Search code examples
dockerapache-kafkaredpanda

Why does the consumer redpanda/kafka already have data?


I have 2 Redpandas (Redpanda is just like Kafka). The datagen feeds into the producer Redpanda. If I query the producer RP I can see the data, but if I query the consumer RP at port 9093 it also already has data. Why? It seems like they act as a cluster. I just want them to act as independent entities.

# cleanup
rm -rf /tmp/redpanda
mkdir /tmp/redpanda
rm -rf /tmp/redpanda2
mkdir /tmp/redpanda2

# start producer redpanda
docker run --rm -v /tmp/redpanda:/var/lib/redpanda/data -p 8081:8081 -p 8082:8082 -p 9092:9092 -p 9644:9644  docker.vectorized.io/vectorized/redpanda:latest redpanda start --smp 1 --reserve-memory 0M --memory 4G --overprovisioned --node-id 0 --check=false

# start consumer redpanda
docker run --rm -v /tmp/redpanda2:/var/lib/redpanda/data -p 8083:8081 -p 8084:8082 -p 9093:9092 -p 9645:9644 docker.vectorized.io/vectorized/redpanda:latest redpanda start --smp 1 --reserve-memory 0M --memory 4G --overprovisioned --node-id 1 --check=false

# datagen metrics. Send to producer redpanda
docker run  --network host some-data-gen:latest /bin/sh -c "/datagen --brokers host.docker.internal:9092"
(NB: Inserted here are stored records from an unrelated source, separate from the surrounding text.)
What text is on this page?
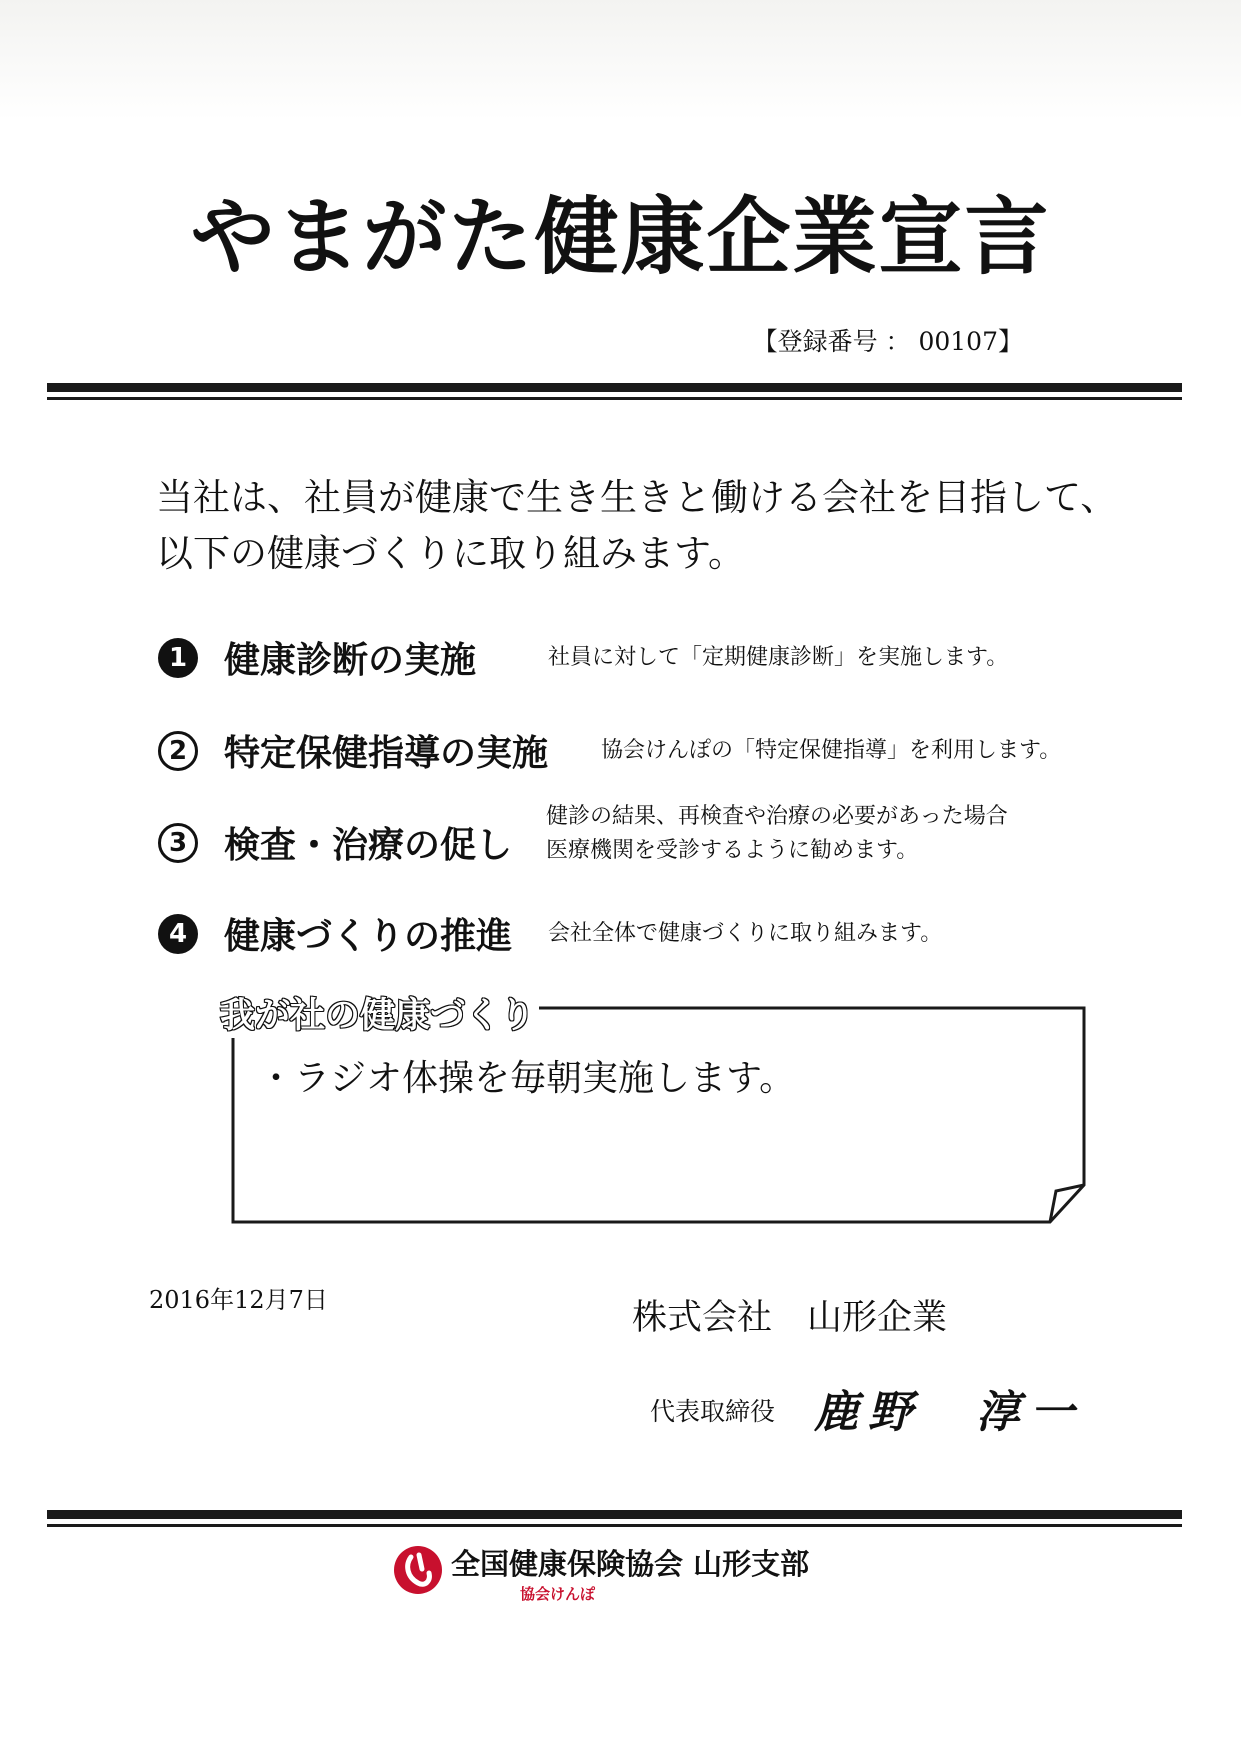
やまがた健康企業宣言
【登録番号 ： 00107】
当社は、社員が健康で生き生きと働ける会社を目指して、
以下の健康づくりに取り組みます。
1	健康診断の実施	社員に対して「定期健康診断」を実施します。
2	特定保健指導の実施 協会けんぽの「特定保健指導」を利用します。
3	検査・治療の促し
健診の結果、再検査や治療の必要があった場合
医療機関を受診するように勧めます。
4	健康づくりの推進 会社全体で健康づくりに取り組みます。
我が社の健康づくり
・ラジオ体操を毎朝実施します。
2016年12月7日	株式会社　山形企業
代表取締役 鹿野　淳一
全国健康保険協会 山形支部
協会けんぽ
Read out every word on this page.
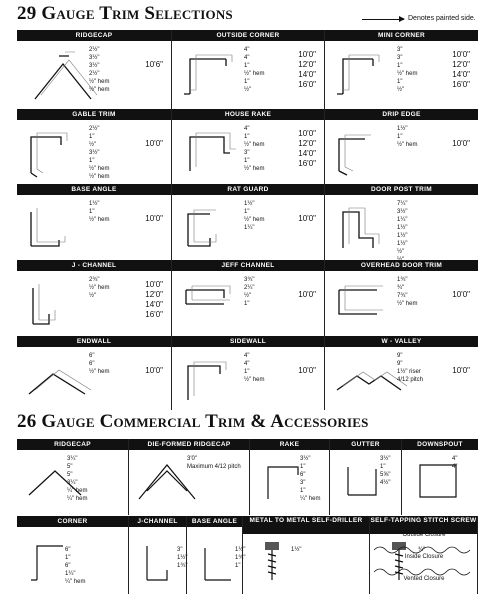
29 Gauge Trim Selections	Denotes painted side.
RIDGECAP
2½"
3½"
3½"
2½"
½" hem
½" hem
10'6"
OUTSIDE CORNER
4"
4"
1"
½" hem
1"
½"
10'0"
12'0"
14'0"
16'0"
MINI CORNER
3"
3"
1"
½" hem
1"
½"
10'0"
12'0"
14'0"
16'0"
GABLE TRIM
2½"
1"
½"
3½"
1"
½" hem
½" hem
10'0"
HOUSE RAKE
4"
1"
½" hem
3"
1"
½" hem
10'0"
12'0"
14'0"
16'0"
DRIP EDGE
1½"
1"
½" hem	10'0"
BASE ANGLE
1½"
1"
½" hem	10'0"
RAT GUARD
1½"
1"
½" hem
1¼"
10'0"
DOOR POST TRIM
7¼"
3½"
1¼"
1½"
1½"
1½"
½"
J - CHANNEL
2¾"
½" hem
½"
10'0"
12'0"
14'0"
16'0"
JEFF CHANNEL
3¾"
2¼"
½"
1"
10'0"
OVERHEAD DOOR TRIM
1¾"
¾"
7¾"
½" hem
10'0"
ENDWALL
6"
6"
½" hem	10'0"
SIDEWALL
4"
4"
1"
½" hem
10'0"
W - VALLEY
9"
9"
1½" riser
4/12 pitch
10'0"
26 Gauge Commercial Trim & Accessories
RIDGECAP
3¼"
5"
5"
3¼"
¼" hem
¼" hem
DIE-FORMED RIDGECAP
3'0"
Maximum 4/12 pitch
RAKE
3½"
1"
6"
3"
1"
¼" hem
GUTTER
3½"
1"
5⅝"
4½"
DOWNSPOUT
4"
4"
CORNER
6"
1"
6"
1¼"
¼" hem
J-CHANNEL
3"
1½"
1¾"
BASE ANGLE
1½"
1¾"
1"
METAL TO METAL SELF-DRILLER
1½"
SELF-TAPPING STITCH SCREW
¾"
Outside Closure
Inside Closure
Vented Closure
# Events coming in at producer redpanda 
rpk --brokers localhost:9092 topic consume tcp_metrics --offset end

# already get events here 
rpk --brokers localhost:9093 topic consume tcp_metrics --offset end

EDIT

If I do not run rpk --brokers localhost:9093 topic consume tcp_metrics --offset end, and I check the volumes of the second redpanda, I do not see any data. Does rpk topic consume check if the topic is there or make it consume it? I thought this is just like SELECT * FROM topic;


Solution

  • Can you try the same after starting two containers in different Docker networks?

    If you run rpk --brokers localhost:9093 cluster metadata -b -c -t and rpk --brokers localhost:9092 cluster metadata -b -c -t, you should get different results if they are two separate clusters.